For objects that have been written previously the serialization stores a code value that means "use that previous instance" (in Java Serialization terms: a back reference).

If the object is read back, the process is:

read the class description
create an instance of the class
read the values for the fields
if a readResolve() method exists call that method and use the result of that method as result

With the payload from serializedForm the complete process is:

read the class description of Elvis
create an Elvis instance
read the value for the field favoriteSongs:
- read the class description of ElvisStealer
- create an ElvisStealer instance
- read the value for the field payload
  - the value is a reference to the Elvis instance created in step 2
  - this is the ominous 0x71 0x00 0x7e 0x00 0x02 at the end of the serialized data
- execute the readResolve() method of ElvisStealer which saves the payload into ElvisStealer.impersonator and then returns new String[] { "A Fool Such as I" }
this new String[] { "A Fool Such as I" } is stored as favoriteSongs of the Elvis instance created in step 2
execute the readResolve() method of Elvis which returns Elvis.INSTANCE as result
that Elvis.INSTANCE is the final result of the deserialize() call.

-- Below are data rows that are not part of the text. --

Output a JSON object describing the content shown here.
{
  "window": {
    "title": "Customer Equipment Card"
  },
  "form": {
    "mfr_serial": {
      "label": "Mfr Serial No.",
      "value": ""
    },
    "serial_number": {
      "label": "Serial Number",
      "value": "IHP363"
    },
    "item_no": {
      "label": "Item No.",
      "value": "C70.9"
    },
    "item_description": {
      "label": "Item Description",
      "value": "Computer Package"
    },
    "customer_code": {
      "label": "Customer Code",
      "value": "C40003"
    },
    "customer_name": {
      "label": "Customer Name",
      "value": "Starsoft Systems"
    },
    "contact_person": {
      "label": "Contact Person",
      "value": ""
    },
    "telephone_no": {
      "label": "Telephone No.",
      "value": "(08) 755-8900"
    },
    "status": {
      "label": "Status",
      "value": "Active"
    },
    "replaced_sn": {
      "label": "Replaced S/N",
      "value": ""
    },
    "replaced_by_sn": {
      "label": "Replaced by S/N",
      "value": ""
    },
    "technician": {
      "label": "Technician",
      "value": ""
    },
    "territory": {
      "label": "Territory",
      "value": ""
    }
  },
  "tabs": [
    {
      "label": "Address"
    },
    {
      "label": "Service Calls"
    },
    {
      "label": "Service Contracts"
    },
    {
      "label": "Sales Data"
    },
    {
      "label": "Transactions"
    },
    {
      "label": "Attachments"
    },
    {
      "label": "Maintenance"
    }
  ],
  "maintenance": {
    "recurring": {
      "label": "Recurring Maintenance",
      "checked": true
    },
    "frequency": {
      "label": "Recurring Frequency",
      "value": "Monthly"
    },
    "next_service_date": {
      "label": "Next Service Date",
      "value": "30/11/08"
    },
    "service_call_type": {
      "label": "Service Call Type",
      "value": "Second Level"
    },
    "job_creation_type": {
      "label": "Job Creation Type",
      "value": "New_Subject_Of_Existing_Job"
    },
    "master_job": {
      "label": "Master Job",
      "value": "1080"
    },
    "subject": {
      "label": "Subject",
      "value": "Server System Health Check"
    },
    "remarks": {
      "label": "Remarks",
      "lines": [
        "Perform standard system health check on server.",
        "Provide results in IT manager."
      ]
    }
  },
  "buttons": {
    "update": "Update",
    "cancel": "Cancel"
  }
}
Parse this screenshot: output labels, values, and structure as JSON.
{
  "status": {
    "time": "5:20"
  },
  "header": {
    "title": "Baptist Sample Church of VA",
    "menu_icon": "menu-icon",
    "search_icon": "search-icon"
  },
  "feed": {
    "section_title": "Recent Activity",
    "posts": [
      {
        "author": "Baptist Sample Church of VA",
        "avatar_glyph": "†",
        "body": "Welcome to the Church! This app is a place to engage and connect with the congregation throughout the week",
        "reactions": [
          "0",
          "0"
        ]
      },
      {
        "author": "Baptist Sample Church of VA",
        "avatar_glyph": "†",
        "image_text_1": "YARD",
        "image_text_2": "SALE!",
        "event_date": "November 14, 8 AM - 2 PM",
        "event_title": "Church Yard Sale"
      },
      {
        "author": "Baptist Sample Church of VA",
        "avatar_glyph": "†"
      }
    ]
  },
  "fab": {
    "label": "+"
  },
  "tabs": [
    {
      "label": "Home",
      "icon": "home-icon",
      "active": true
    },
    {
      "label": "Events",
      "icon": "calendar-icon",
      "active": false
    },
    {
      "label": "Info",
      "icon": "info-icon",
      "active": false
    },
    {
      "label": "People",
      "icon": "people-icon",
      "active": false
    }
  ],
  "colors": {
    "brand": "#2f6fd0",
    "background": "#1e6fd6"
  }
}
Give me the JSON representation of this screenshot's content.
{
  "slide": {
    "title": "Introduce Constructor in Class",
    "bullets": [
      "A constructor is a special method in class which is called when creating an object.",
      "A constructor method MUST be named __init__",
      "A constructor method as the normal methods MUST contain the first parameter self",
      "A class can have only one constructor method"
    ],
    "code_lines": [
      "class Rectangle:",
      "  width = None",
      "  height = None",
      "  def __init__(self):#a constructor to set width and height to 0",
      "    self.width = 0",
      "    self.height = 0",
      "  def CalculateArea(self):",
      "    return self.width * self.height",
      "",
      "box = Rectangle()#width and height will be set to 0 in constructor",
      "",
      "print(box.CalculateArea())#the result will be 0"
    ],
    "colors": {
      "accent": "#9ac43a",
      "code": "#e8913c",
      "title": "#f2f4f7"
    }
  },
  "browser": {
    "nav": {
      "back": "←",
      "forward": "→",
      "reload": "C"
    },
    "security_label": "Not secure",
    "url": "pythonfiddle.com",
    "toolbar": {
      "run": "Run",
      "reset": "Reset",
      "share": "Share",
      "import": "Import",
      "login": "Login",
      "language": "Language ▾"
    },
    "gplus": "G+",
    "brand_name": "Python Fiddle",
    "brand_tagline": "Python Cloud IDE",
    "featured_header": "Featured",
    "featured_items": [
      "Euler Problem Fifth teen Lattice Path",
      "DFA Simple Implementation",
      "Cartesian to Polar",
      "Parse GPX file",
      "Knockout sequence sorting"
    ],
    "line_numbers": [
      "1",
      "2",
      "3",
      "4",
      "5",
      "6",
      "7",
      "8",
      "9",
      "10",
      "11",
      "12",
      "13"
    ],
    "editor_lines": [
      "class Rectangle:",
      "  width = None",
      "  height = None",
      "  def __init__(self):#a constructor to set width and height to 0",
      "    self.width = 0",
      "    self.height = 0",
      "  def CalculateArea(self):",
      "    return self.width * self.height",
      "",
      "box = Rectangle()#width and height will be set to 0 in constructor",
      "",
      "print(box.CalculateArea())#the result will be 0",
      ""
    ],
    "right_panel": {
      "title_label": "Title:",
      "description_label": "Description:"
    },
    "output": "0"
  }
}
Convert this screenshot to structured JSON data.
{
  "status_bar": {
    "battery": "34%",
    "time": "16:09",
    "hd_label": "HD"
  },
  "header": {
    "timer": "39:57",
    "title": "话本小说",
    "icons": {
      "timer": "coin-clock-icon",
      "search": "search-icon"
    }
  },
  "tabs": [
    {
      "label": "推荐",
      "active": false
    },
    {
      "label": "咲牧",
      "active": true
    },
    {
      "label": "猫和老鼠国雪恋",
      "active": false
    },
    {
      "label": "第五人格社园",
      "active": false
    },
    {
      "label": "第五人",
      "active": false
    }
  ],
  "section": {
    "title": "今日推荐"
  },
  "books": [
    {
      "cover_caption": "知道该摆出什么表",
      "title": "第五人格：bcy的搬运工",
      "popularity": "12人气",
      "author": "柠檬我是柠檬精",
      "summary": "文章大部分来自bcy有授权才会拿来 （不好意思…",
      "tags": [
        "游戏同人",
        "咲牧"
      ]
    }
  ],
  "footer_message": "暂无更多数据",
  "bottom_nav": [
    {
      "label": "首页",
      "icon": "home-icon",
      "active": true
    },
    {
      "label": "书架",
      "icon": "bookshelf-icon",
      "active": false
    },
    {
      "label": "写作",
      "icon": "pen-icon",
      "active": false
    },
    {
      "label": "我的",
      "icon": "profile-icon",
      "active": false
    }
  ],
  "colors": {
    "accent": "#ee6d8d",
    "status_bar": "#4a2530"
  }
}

Why is this 0x71 0x00 0x7e 0x00 0x02 the reference to the Elvis instance created in step 2?

The breakdown of 0x71 0x00 0x7e 0x00 0x02 is:

0x71: TC_REFERENCE
0x00 0x7e 0x00 0x02: the value 0x7e0002 which is baseWireHandle + 2

The java serialization mechanism stores "interesting entries" in the data stream into a HandleTable handles so that later on - if the same "interesting entry" appears again - it can store just a short back reference to that "interesting entry" instead of writing the whole thing again.

In your example the "interesting entries" are:

index 0: the class descriptor for the Elvis class (class name, serialVersionUID, flags, information about the fields)
index 1: the string Ljava/lang/Object; - the binary name of the class java.lang.Object which is the class type of the favoriteSongs field in the serialized data
index 2: the Elvis instance
index 3: the class descriptor for the ElvisStealer class
index 4: the string LElvis; - the binary name of the class Elvis which is the class type of the payload field in the serialized data
index 5: the ElvisStealer instance

This table is not predefined somewhere in the serialized data - it is reconstructed during the deserialization process.

There is no simple rule "the first object is always the number 2" - that very much depends on how many serializable super classes that class of that first object has and how many fields the class and its serializable super classes have.